After their song, Philly escapes from the cats, and Tiger gets fired. Philly runs to the pier, where the other mice are waiting to release their secret weapon after luring the cats there; but because of Philly, the cats show up earlier than planned. Still, the plan does eventually work (and I won't reveal what it was, but it recalls something from the beginning of the movie). Unfortunately, even after the cats are dealt with, the mice still have problems, as a fire threatens to consume the pier. Tony and Bridget desperately search for Philly, and when Tanya hears them calling "Philly Mousekewitz," she goes to find out if Philly is Fievel, and is followed by her parents. (The Mousekewitzes meeting Tony and Bridget has always been one of my favorite and best-remembered scenes in the movie.)
Philly finally gives up on ever finding his family, but then... his family, along with Tony, Bridget, Gussie, and Tiger, are out looking for him.
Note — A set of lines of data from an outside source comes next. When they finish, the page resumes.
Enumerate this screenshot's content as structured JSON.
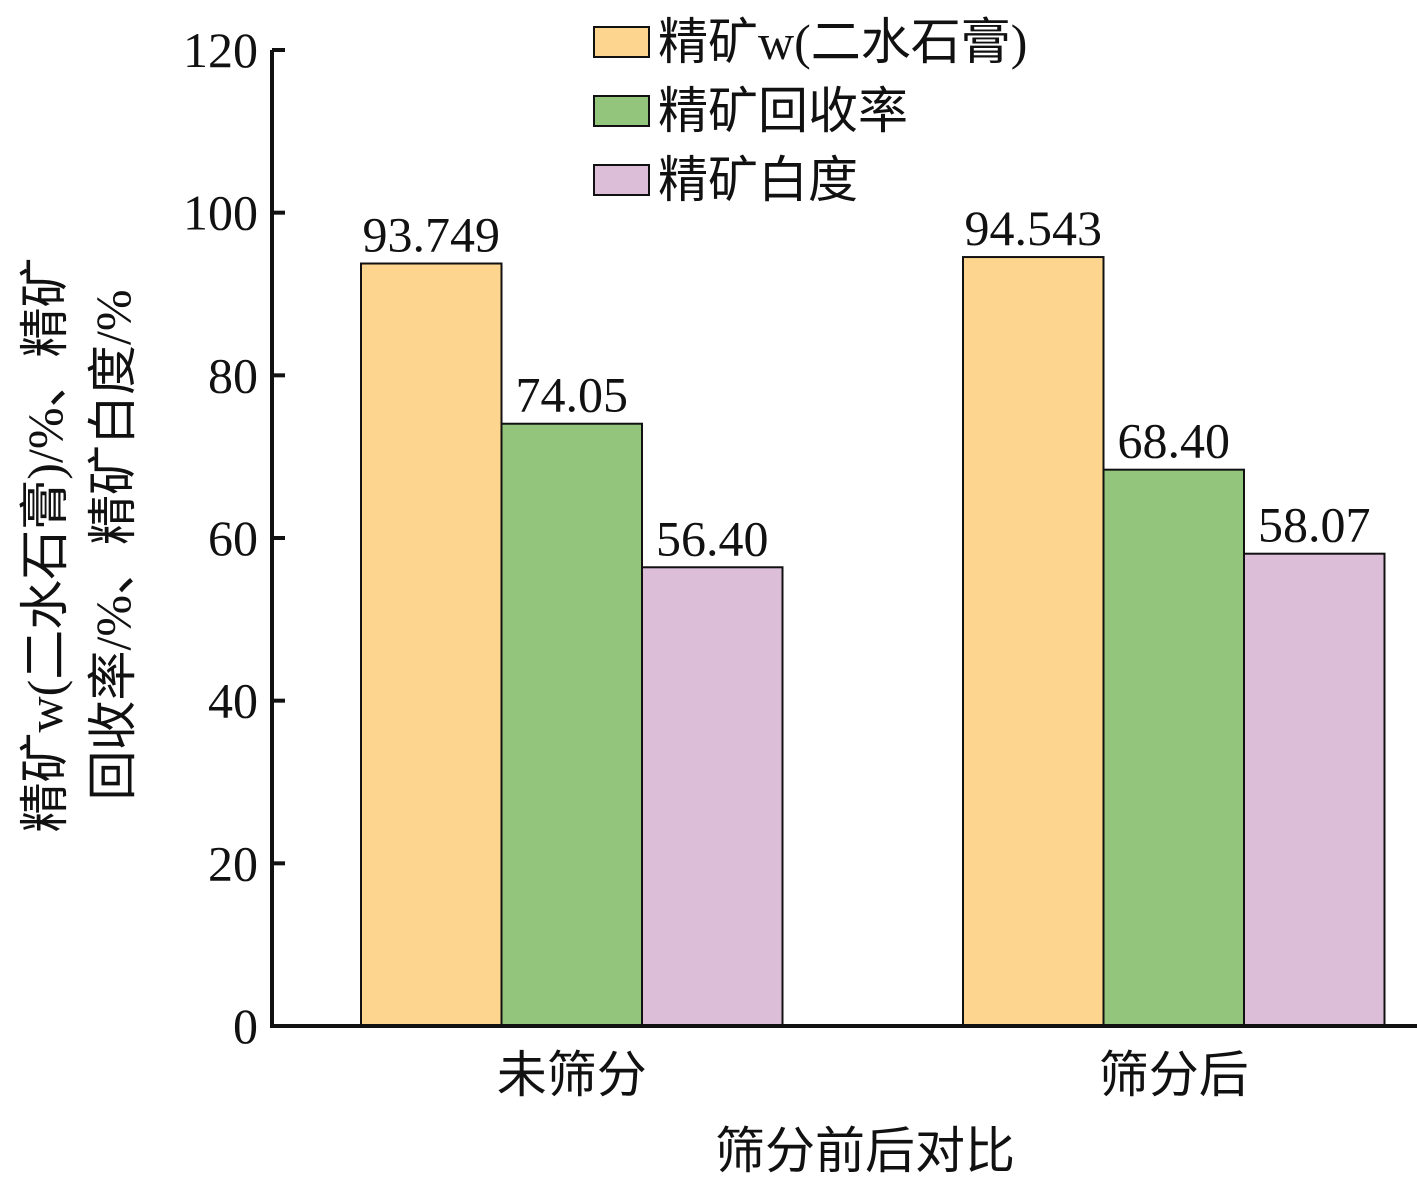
{
  "chart_data": {
    "type": "bar",
    "categories": [
      "未筛分",
      "筛分后"
    ],
    "series": [
      {
        "name": "精矿w(二水石膏)",
        "values": [
          93.749,
          94.543
        ],
        "labels": [
          "93.749",
          "94.543"
        ],
        "color": "#fdd58f"
      },
      {
        "name": "精矿回收率",
        "values": [
          74.05,
          68.4
        ],
        "labels": [
          "74.05",
          "68.40"
        ],
        "color": "#94c57c"
      },
      {
        "name": "精矿白度",
        "values": [
          56.4,
          58.07
        ],
        "labels": [
          "56.40",
          "58.07"
        ],
        "color": "#dcbed8"
      }
    ],
    "xlabel": "筛分前后对比",
    "ylabel_lines": [
      "精矿w(二水石膏)/%、精矿",
      "回收率/%、精矿白度/%"
    ],
    "ylim": [
      0,
      120
    ],
    "yticks": [
      0,
      20,
      40,
      60,
      80,
      100,
      120
    ],
    "grid": false,
    "legend_position": "top-center"
  }
}
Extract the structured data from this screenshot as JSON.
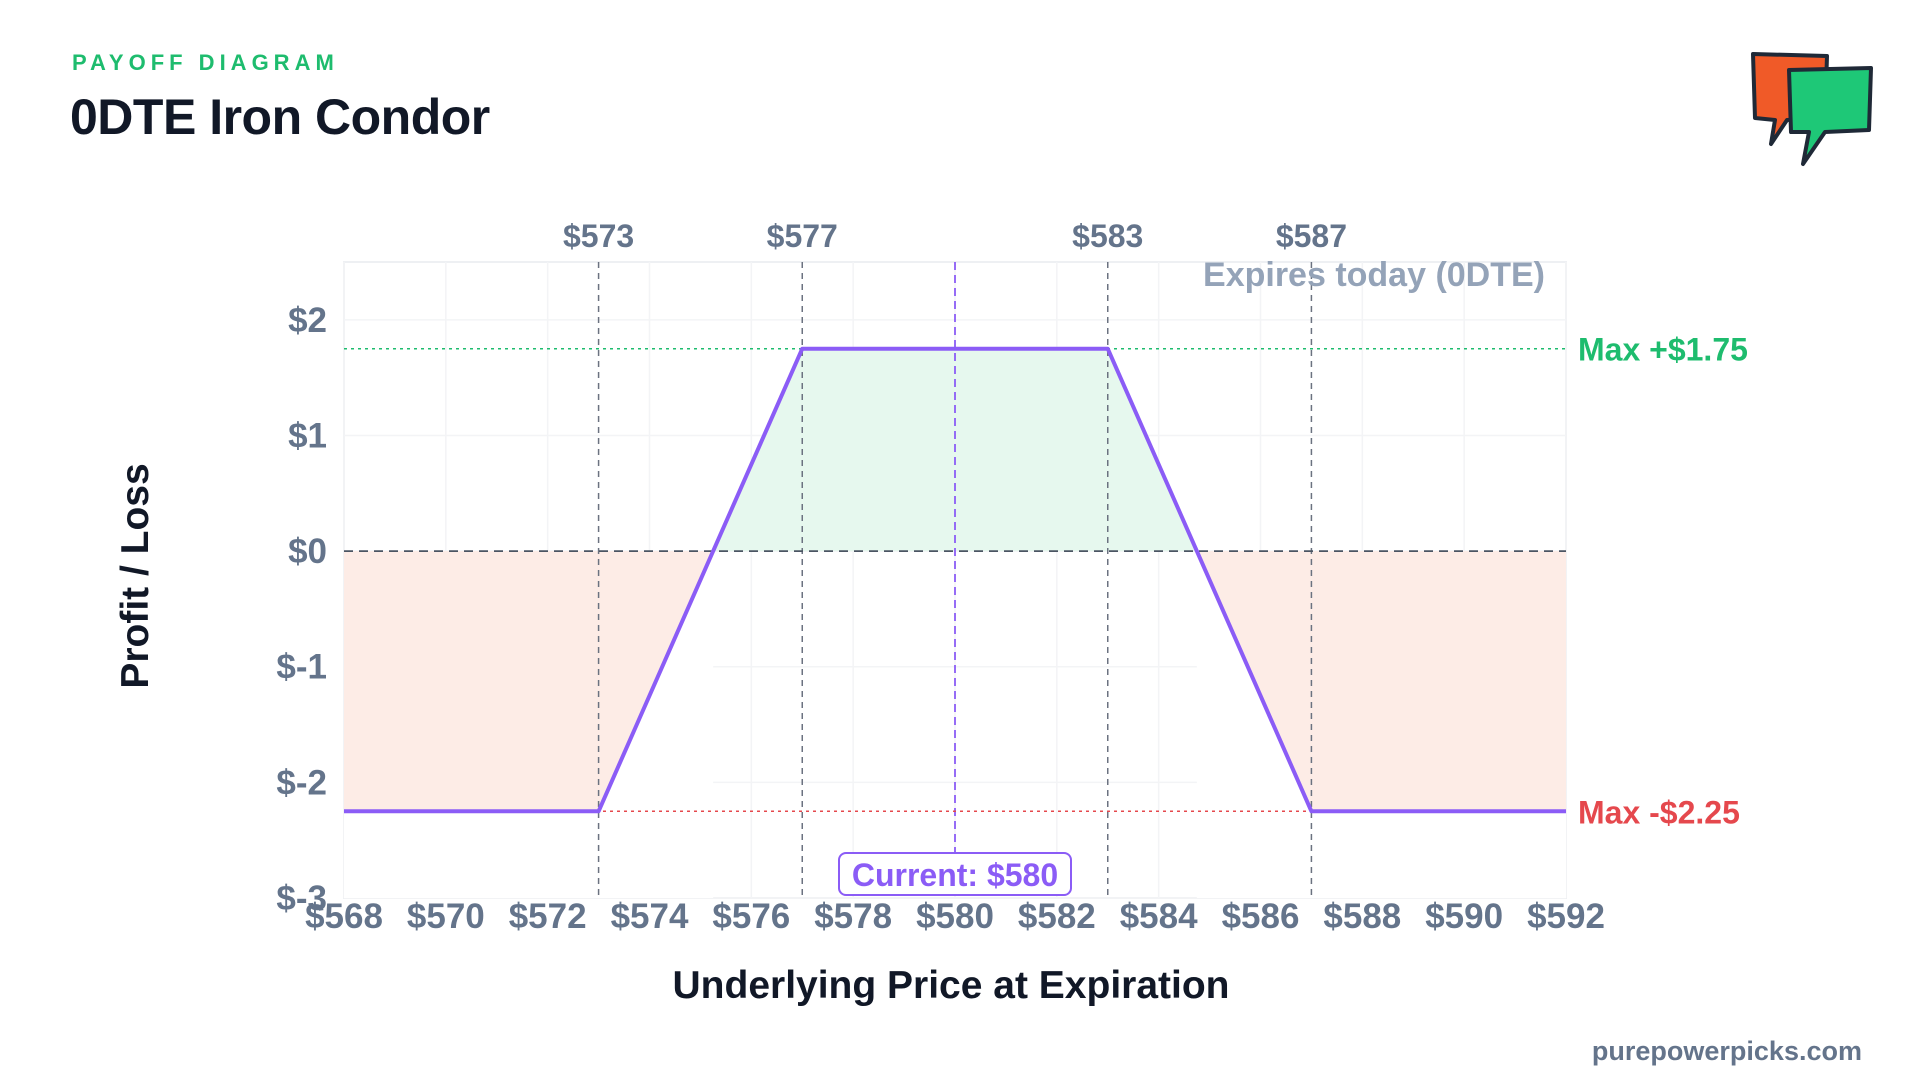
{
  "header": {
    "eyebrow": "PAYOFF DIAGRAM",
    "title": "0DTE Iron Condor"
  },
  "footer": {
    "site": "purepowerpicks.com"
  },
  "logo": {
    "icon": "speech-bubbles-icon",
    "colors": [
      "#f05a28",
      "#1ec877"
    ]
  },
  "colors": {
    "payoff_line": "#8b5cf6",
    "profit_fill": "#e6f8ee",
    "loss_fill": "#fdece6",
    "profit_text": "#1ebc6e",
    "loss_text": "#e5484d",
    "axis_text": "#64748b",
    "note_text": "#94a3b8"
  },
  "chart_data": {
    "type": "line",
    "title": "0DTE Iron Condor",
    "xlabel": "Underlying Price at Expiration",
    "ylabel": "Profit / Loss",
    "xlim": [
      568,
      592
    ],
    "ylim": [
      -3,
      2.5
    ],
    "x_ticks": [
      "$568",
      "$570",
      "$572",
      "$574",
      "$576",
      "$578",
      "$580",
      "$582",
      "$584",
      "$586",
      "$588",
      "$590",
      "$592"
    ],
    "x_tick_values": [
      568,
      570,
      572,
      574,
      576,
      578,
      580,
      582,
      584,
      586,
      588,
      590,
      592
    ],
    "y_ticks": [
      "$2",
      "$1",
      "$0",
      "$-1",
      "$-2",
      "$-3"
    ],
    "y_tick_values": [
      2,
      1,
      0,
      -1,
      -2,
      -3
    ],
    "strikes": [
      {
        "value": 573,
        "label": "$573"
      },
      {
        "value": 577,
        "label": "$577"
      },
      {
        "value": 583,
        "label": "$583"
      },
      {
        "value": 587,
        "label": "$587"
      }
    ],
    "series": [
      {
        "x": [
          568,
          573,
          577,
          583,
          587,
          592
        ],
        "y": [
          -2.25,
          -2.25,
          1.75,
          1.75,
          -2.25,
          -2.25
        ]
      }
    ],
    "max_profit": {
      "value": 1.75,
      "label": "Max +$1.75"
    },
    "max_loss": {
      "value": -2.25,
      "label": "Max -$2.25"
    },
    "current": {
      "value": 580,
      "label": "Current: $580"
    },
    "note": "Expires today (0DTE)",
    "grid": true
  }
}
And the movie finally has its major heartwarming scene when the family is finally reunited. (I like the small touch that for like half a second it looks like Fievel and his Papa are going to run right past each other, because throughout the film there were so many times that Fievel and his family were frustratingly close to finding each other, and they never even knew it.) And... well, there's one more scene after that, which is nice, but not that important.
Anyway... it seems like I've given away an awful lot about the movie, like basically the whole plot. But trust me, I've left out plenty of details. Anyway, it's a totally amazing movie. The mice are all so cute, and I love all the acting and the music and the humor and the drama (both subtle and intense) and the characters and historical allusions and... everything. And I should say, it's kind of surprising that it's rated G, considering how dark the plot is, how scary it can be at times, and there's John's drinking, and whatnot. (Though I should also say that in spite of drinking and some other stuff about Honest John that seems disreputable, he's basically a decent sort.) Not sure what else to say, except that the movie's success (a Bluth movie beating out Disney movies) spurred Disney to work harder, which may be partly what led to Disney's "Renaissance" era of 1989-99 or so (1984-1994, according to Waking Sleeping Beauty). Though, while I greatly appreciate that, I'm also quite appreciative of the fact that this movie helped prove that studios other than Disney can make high quality, commercially successful animated films.